3GNY
- Founded: 2005; 21 years ago
- Founder: Daniel Brooks
- Type: Educational and social organization for the grandchildren of Holocaust survivors
- Location: New York, New York;
- Members: 1,500+
- Website: https://www.3gny.org

= 3GNY =

American non-profit organization

3GNY (Third Generation New York) is a non-profit organization composed of grandchildren of Holocaust survivors. The mission of the group is to "educate diverse communities about the perils of intolerance and to provide a supportive forum for the descendants of survivors."

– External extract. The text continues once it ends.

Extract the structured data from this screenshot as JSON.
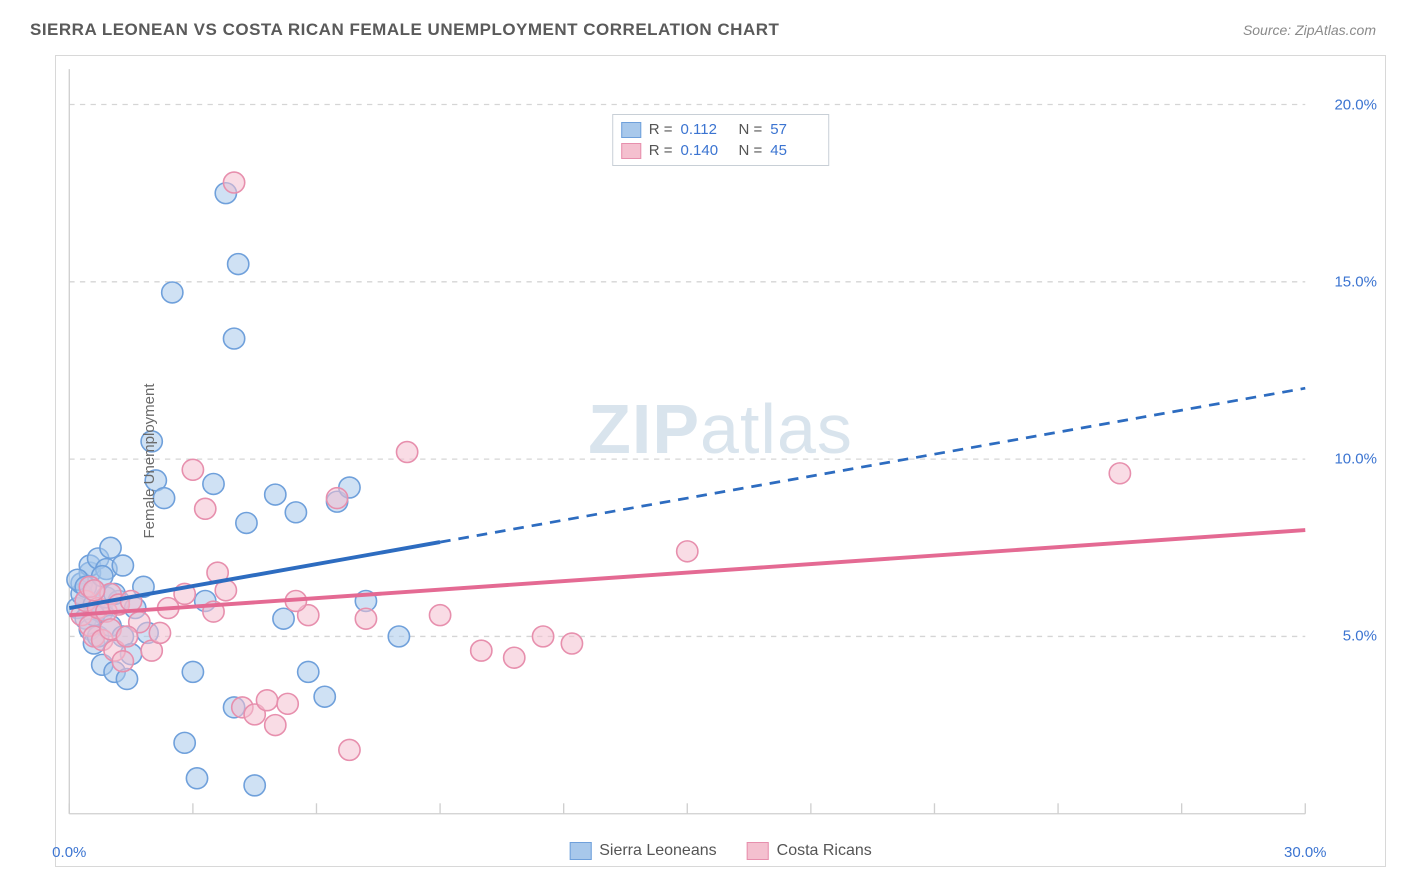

3G refers to "Third Generation," a term used to denote grandchildren of Holocaust survivors.

==History==
3GNY was founded in 2005 by Daniel Brooks. The organization began with six people and has since expanded to more than 1,500 members.

==Activities==
3GNY offers programming several times per month that includes "Shabbat dinners, discussion groups, genealogy and writing workshops, museum tours and happy hours." The organization continues to hear directly from the survivors of the Holocaust as well as survivors from other genocides, such as Rwanda and Darfur.

In 2010, 3GNY launched an educational initiative entitled "WEDU" (We Educate), developed in conjunction with Facing History and Ourselves and the American Society for Yad Vashem. The four-week training empowers grandchildren of survivors to learn and compellingly share their family histories and lessons of the Holocaust with the next generation of diverse populations to educate on the perils of intolerance. 3GNY then facilitates speaking opportunities in classrooms, community settings, and corporate diversity, equity, and inclusion programming. Since the initiative's launch, 3GNY has trained more than 500 descendants of survivors, presented in hundreds of classrooms, reaching more than 50,000 students of all ages.

The New York Times profiled 3GNY in 2010 when Ike Davis, the first baseman for the New York Mets, met with the group. The mother of Davis is Jewish and many of her relatives were murdered in the Holocaust. Davis' great aunt though, survived the Holocaust. Regarding the event with 3GNY, Davis said, "I thought it was really cool meeting with them. These are people around my age who are trying to keep alive the memory of their family members and loved ones, maybe even people they never got to meet, so people never forget what happened."